Armas gave one of his rare smiles. Slobodan chuckled. Suddenly Armas realized why he had been able to stand this fat slob for so many years.

The telephone rang. Slobodan answered.

“No, not in here. We’ll do it in the kitchen,” he said and hung up.

“It is Gonzo,” Slobodan explained. “He’s in the bar. He wants to talk.”

Armas shook his head.

“We are done talking,” he said.

It was Armas who had fired him, and when Slobodan had asked why, Armas had not provided a real answer. He didn’t like it, but he trusted Armas’s judgment.

“We can at least hear what he wants,” Slobodan said and heaved himself up out of the chair.

Armas gave him a look, and this look was something Slobodan would later recall. What had it meant? It was not the usual trace of arrogance and irritation in the habitually so expressionless face, but something else. Was it fear? Slobodan did not think so, neither then nor later. Perhaps Armas felt as if Slobodan was rejecting his assessment that Gonzo had to go?

That had always been Armas’s weak point. He could take much, but the few times that Slobodan criticized him, he became hurt, grew silent and withdrawn. It was an almost frightening reaction, coming from him. Slobodan liked it much better when he got angry.

“He probably wants to talk nonsense like always,” Slobodan said.

They took Gonzo out to the kitchen.
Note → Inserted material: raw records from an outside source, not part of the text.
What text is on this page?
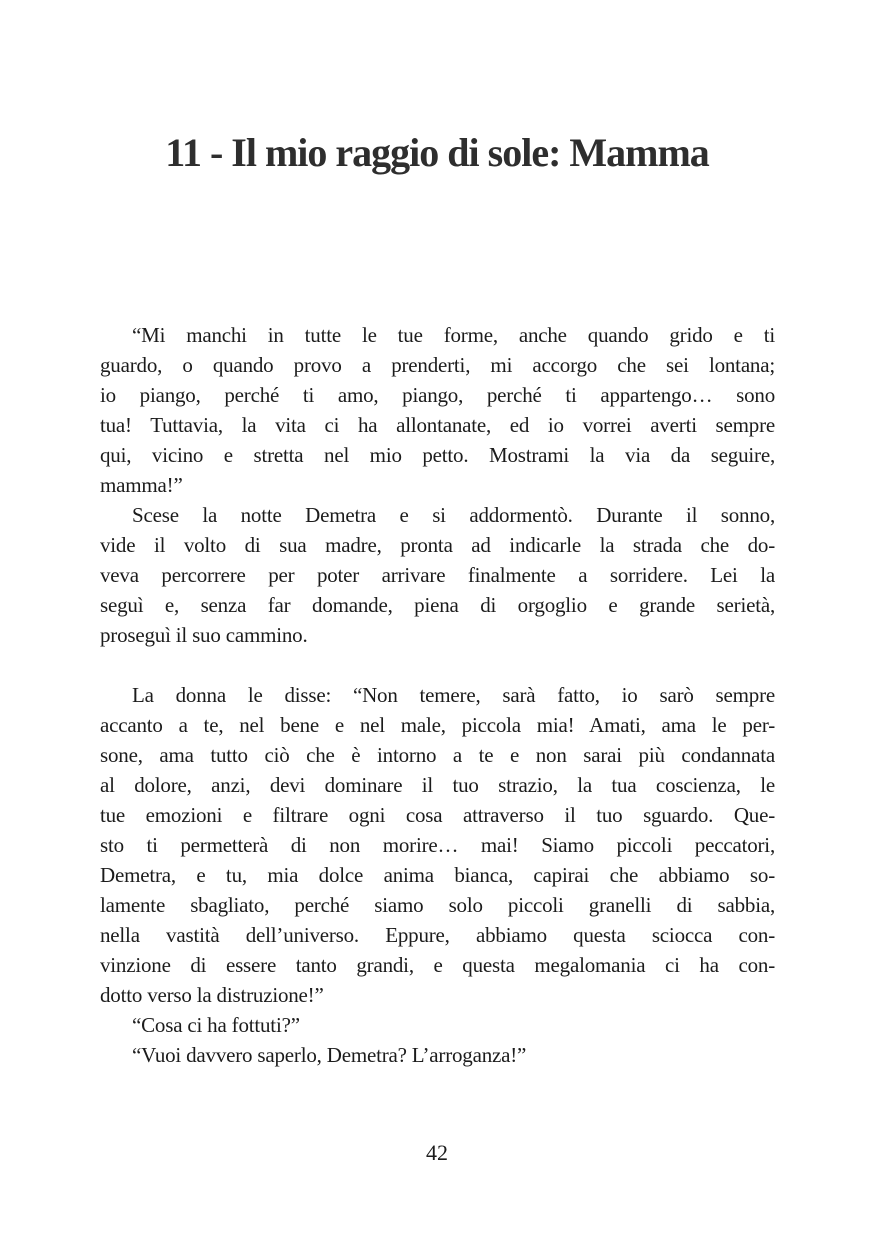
11 - Il mio raggio di sole: Mamma
“Mi manchi in tutte le tue forme, anche quando grido e ti
guardo, o quando provo a prenderti, mi accorgo che sei lontana;
io piango, perché ti amo, piango, perché ti appartengo… sono
tua! Tuttavia, la vita ci ha allontanate, ed io vorrei averti sempre
qui, vicino e stretta nel mio petto. Mostrami la via da seguire,
mamma!”
Scese la notte Demetra e si addormentò. Durante il sonno,
vide il volto di sua madre, pronta ad indicarle la strada che do-
veva percorrere per poter arrivare finalmente a sorridere. Lei la
seguì e, senza far domande, piena di orgoglio e grande serietà,
proseguì il suo cammino.
La donna le disse: “Non temere, sarà fatto, io sarò sempre
accanto a te, nel bene e nel male, piccola mia! Amati, ama le per-
sone, ama tutto ciò che è intorno a te e non sarai più condannata
al dolore, anzi, devi dominare il tuo strazio, la tua coscienza, le
tue emozioni e filtrare ogni cosa attraverso il tuo sguardo. Que-
sto ti permetterà di non morire… mai! Siamo piccoli peccatori,
Demetra, e tu, mia dolce anima bianca, capirai che abbiamo so-
lamente sbagliato, perché siamo solo piccoli granelli di sabbia,
nella vastità dell’universo. Eppure, abbiamo questa sciocca con-
vinzione di essere tanto grandi, e questa megalomania ci ha con-
dotto verso la distruzione!”
“Cosa ci ha fottuti?”
“Vuoi davvero saperlo, Demetra? L’arroganza!”
42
Armas sat down in a chair. Gonzo did not look as confident as usual. In fact, he seemed to have shrunk.

“Well, what do you want, Mr. Gonzo?”

“It’s not fair,” the waiter said, glancing quickly at Armas.

“That is finished,” Slobodan said. “It is not anything to talk about.”

“He’s firing me only because he …”

“Shut up!” Armas yelled.

Gonzo momentarily lost his balance, as if the gust of air from Armas had hit him square in the chest.

“One more fucking word out of you and you know what happens!”

Armas had stood up and looked even taller than usual.

“You’d better be going,” Slobodan said and put his hand on Gonzo’s shoulder, pushing the door open and leading him out of the kitchen.

When the swinging doors had come to a complete standstill, Slobodan turned.

“What was all that about?”

“He is a little shit,” Armas said.

“Can that be a problem?”

“Yes, but only for himself,” Armas said and Slobodan heard him try to adopt a slightly lighter tone.

What had Gonzo done to upset Armas so much? Good waiters did not grow on trees, and the Dakar was understaffed. Now they had to take on an untrained waitress. All they needed was for Tessie to get sick for a day or two and service would collapse. Armas knew all this and had fired Gonzo anyway.

The reason must be personal. If it had been anything to do with the job, if Gonzo had cheated with the tips or swiped a bottle of hard liquor, Slobodan would have heard about it.

Slobodan had the question on the tip of his tongue but held it back, afraid of hurting his partner.